L'odore sgradevole mi fece intuire che eravamo saliti fino alle fogne. Non mi lasciò andare nemmeno quando si trattò di salire una scala a pioli che conduceva ad un tombino: permise al suo sgherro di salire per primo coi bambini. Poi fu il nostro turno: spuntammo in una traversa che riconobbi subito, visto che era molto vicina al Palazzo d'Estate. Mi mise a terra, poggiandomi contro il muro.
«Ma chi sei tu?!» sibilai, coprendomi le nudità con le mani e tremando per il freddo. Freddo, paura e una strana sensazione di torpore che mi assaliva mentre i suoi occhi mi scandagliavano il corpo senza pietà, come se potesse guardare anche dietro alle mani con cui celavo tutto.

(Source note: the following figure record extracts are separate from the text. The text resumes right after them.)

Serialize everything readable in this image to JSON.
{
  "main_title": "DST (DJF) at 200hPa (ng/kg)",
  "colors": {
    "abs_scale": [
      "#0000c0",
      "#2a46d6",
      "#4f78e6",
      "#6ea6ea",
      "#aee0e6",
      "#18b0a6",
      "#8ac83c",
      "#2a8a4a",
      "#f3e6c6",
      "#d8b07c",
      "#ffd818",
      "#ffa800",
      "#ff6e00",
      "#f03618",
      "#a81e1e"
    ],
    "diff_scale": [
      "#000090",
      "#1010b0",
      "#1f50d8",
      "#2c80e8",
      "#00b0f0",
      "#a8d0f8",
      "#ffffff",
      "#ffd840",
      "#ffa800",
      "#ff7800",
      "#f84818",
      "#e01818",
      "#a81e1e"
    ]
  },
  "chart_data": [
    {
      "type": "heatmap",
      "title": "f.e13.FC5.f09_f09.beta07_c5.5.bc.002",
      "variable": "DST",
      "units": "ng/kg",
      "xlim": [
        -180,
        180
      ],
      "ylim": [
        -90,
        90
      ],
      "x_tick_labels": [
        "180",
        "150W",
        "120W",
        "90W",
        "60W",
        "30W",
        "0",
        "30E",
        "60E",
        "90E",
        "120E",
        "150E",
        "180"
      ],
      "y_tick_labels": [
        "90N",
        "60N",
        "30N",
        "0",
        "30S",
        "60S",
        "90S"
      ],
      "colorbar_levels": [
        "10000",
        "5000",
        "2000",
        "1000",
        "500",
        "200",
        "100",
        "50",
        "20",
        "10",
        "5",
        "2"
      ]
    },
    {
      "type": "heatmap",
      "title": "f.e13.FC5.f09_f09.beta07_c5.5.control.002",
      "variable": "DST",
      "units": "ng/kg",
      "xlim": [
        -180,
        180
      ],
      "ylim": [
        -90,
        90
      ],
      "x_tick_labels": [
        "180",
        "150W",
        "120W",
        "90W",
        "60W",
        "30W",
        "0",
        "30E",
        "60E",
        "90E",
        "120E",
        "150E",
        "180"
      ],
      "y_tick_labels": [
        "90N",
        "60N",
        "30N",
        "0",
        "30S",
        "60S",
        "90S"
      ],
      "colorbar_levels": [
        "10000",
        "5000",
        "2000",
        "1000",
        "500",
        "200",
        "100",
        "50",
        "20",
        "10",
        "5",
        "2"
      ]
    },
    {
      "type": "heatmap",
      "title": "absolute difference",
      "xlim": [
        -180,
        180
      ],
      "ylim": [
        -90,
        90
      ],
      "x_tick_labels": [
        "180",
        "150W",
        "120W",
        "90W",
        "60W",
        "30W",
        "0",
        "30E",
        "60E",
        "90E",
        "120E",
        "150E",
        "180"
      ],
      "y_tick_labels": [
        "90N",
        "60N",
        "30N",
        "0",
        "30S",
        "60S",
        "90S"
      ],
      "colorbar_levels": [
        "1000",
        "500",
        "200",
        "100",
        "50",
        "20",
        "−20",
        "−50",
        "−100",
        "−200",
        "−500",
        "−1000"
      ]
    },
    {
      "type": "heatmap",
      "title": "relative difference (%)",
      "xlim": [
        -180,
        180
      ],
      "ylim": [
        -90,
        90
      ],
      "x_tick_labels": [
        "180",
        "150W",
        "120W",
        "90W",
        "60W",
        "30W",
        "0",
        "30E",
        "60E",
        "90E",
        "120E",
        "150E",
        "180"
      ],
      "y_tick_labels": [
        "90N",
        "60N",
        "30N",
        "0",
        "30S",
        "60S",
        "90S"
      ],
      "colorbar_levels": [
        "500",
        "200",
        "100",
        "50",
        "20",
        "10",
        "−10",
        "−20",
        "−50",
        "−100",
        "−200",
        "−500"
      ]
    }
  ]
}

«Non fare domande di cui conosci già la risposta.» disse, con un sorrisetto tracotante, toccandomi la guancia col pollice in una sorta di dispettosa carezza. Poi però fece scivolare le dita sulla mia fronte. «Stai scottando.» Si tolse il mantello dalle spalle e me lo avvolse intorno al corpo, anche mentre io indietreggiavo e prendevo le manine dei bambini.
«Che razza di postaccio era quello? Perché mi hai attirato lì?» sibilai, arretrando verso l'uscita della stradina.
«Perché potessi vederlo coi tuoi occhi.» disse, col sorriso suadente, senza inseguirmi. I pugnali erano rinfoderati accanto ai fianchi e le braccia muscolose incrociate davanti al petto nudo.
«Vedere cosa, di tutti quegli orrori?!» ringhiai, sentendo l'indignazione montare. Voleva dimostrassi di che pasta fossi fatto, ma era lui ad avermi mostrato di che mondo scabroso faceva parte. Solo, non capivo dove volesse arrivare.
«Quello che la mammina ti ha sempre nascosto.» Non smise di sorridere, mentre io sgranavo gli occhi. Fece un passo avanti. «Prova a chiederglielo.» E un altro, ancora, finché non mi fu di fronte. I bambini si nascosero dietro di me. Il Falco incombeva ed io ero come congelato. Cosa c'entrava mia madre? Le sue labbra scivolarono fino al mio lobo, lì dove sussurrò: «Prova a chiederle il perché.»
Lo spintonai via, ma era come colpire un muro di mattoni. «Sei un bugiardo!»
«Un bugiardo e un dannato assassino, ma che ti ha salvato la vita...» Rise, raddrizzandosi la maschera sul viso. «Ci rivedremo molto presto, principe.»
Si voltò di spalle e fu allora che dalle sue scapole fuoriuscirono delle enormi e maestose ali piumate, corvine ma ricche di screziature grigio fumo, esattamente come quelle di un Falco nero. Rimasi a bocca aperta, impressionato davanti a quello spettacolo.
Il suo sgherro si era già dileguato e a lui bastò sbattere le ampie ali per spiccare il volo e sparire fra i tetti di Samarcanda, lasciandomi solo coi due bambini, febbricitante e stordito.